Reza a lenda que o rei D. Dinis foi atacado por um urso-pardo (
Ursus arctos) durante uma caçada e que, pedindo ajuda a S. Luís, seguiu os seus conselhos para que tirasse o punhal que tinha à cintura e matasse a fera. Baseado neste episódio heroico, supostamente passado no início do século XIV junto ao rio Guadiana, um dos suportes do túmulo de pedra deste rei representa a figura de um homem deitado dominado por um urso.
Quando não estão a ser esfaqueados por um membro de uma família real, os ursos-pardos passam parte do seu tempo a alimentar-se de diversas plantas, bagas, frutos secos, assim como de insetos, mamíferos e peixes. Nos meses mais frios, em que há maior escassez de alimento, hibernam numa cavidade natural e cuidam das crias que nascem entre janeiro e fevereiro. Segundo o que se vê nos desenhos animados, não é boa ideia incomodá-los nesta altura, a não ser que se queira tentar bater algum recorde de velocidade de corrida.
Independentemente da veracidade da história de fé e valentia de D. Dinis acima descrita, a presença de urso em território português até à Idade Média é incontestável. Por exemplo, muitos forais do século XI a XIII estipulavam a entrega das patas dos ursos caçados como tributo ao rei ou seus representantes, não para fazer amuletos de boa sorte gigantes, mas porque a carne de presunto de urso era muito apreciada. Dada a escassez deste omnívoro a partir do século XV, vários monarcas publicaram leis proibindo a população de o caçar, para que futuras gerações de reis portugueses o pudessem fazer. Para além destes documentos escritos, a sua presença é confirmada pela abundante toponímia que integra vocábulos como “osso” ou “urso”, pelos muros apiários (com altura por vezes superior a 3 metros) que protegiam as colmeias dos ataques de ursos em diversas regiões do país e pela descoberta de ossos deste predador em escavações arqueológicas relativos a este período.
No entanto, os portugueses associam mais facilmente os ursos a bonecos de peluche e a documentários de televisão, em que ocorrem verdadeiras chacinas de salmão, do que à floresta portuguesa. Uma das explicações para esta ausência da nossa memória coletiva poderá dever-se ao facto de esta extinção já ter ocorrido há bastante tempo. Porém, talvez não seja tão antiga como se pensava… Os especialistas consideravam que o último animal teria sido morto na Serra do Gerês em 1650, mas investigação recente revelou a ocorrência desta espécie no nosso país até provavelmente ao início do século XX. Assim, existem registos de presença de urso em zonas transfronteiriças em 1905 e 1920, a menos de 10 quilómetros da fronteira portuguesa na Serra de Montesinho (nordeste de Portugal), e de um abate de um macho em Junho de 1946, a menos de 5 quilómetros da fronteira portuguesa de Melgaço (noroeste de Portugal).

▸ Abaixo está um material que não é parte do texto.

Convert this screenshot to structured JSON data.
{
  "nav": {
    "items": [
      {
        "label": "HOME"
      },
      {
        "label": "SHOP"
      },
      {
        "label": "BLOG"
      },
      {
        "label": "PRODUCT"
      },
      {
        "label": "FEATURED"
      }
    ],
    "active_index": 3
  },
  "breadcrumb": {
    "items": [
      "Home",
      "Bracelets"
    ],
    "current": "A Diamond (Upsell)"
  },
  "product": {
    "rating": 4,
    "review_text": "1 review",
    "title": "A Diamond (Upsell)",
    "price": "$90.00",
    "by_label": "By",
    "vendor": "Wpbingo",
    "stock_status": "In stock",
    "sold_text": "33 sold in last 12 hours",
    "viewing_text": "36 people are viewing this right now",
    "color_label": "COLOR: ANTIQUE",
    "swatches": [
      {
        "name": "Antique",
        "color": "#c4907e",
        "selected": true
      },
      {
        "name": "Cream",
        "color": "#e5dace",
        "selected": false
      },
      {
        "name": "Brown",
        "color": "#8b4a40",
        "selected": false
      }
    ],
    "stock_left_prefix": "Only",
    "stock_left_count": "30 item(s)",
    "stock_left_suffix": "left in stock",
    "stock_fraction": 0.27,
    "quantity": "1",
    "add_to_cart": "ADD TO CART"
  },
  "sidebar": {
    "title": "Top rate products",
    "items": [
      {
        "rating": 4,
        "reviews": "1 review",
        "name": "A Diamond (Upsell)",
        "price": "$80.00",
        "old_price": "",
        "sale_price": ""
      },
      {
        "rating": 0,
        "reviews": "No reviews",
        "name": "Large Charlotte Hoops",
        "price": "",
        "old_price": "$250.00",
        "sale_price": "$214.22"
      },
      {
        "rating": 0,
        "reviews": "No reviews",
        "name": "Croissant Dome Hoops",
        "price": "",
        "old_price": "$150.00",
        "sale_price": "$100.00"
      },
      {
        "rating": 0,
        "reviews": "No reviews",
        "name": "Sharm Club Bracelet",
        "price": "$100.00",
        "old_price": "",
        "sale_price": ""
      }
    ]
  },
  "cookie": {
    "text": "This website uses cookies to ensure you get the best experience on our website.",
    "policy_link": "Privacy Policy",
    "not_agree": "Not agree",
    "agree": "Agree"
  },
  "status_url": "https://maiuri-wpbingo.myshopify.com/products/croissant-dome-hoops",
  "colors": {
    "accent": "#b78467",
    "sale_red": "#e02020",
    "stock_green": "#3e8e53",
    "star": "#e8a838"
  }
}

Em Espanha, o urso-pardo persiste em subpopulações pequenas e isoladas, que poderão extinguir-se a médio prazo devido sobretudo à sua baixa variabilidade genética. Por exemplo, nos Montes Cantábricos que se situam no norte deste país, existem duas populações (a oeste estimam-se 80-100 indivíduos e a este cerca de 20-30 indivíduos) separadas por barreiras geográficas que incluem uma estrada, uma linha de comboio e habitat com pouca qualidade, sendo assim possível distingui-las geneticamente. E foi através de um estudo genético aos pelos e dejetos de urso recolhidos nesta área que se descobriu que um macho da zona oeste ultrapassou todos os obstáculos para acasalar com uma fêmea da zona este, tendo nascido duas crias deste casal em 2008. Se pudermos facilitar a vida a ursos aventureiros para que outras histórias semelhantes possam acontecer, talvez a sua subsistência seja possível.
De qualquer forma, o urso-pardo continua a ter uma ampla distribuição mundial, habitando zonas geralmente remotas da América do Norte, Europa e Ásia. Portanto, mesmo que nunca tenhamos oportunidade de observar um destes animais em liberdade, poderemos sempre continuar a vê-los na televisão e a acompanhar a sua já longa carreira como bonecos de peluche.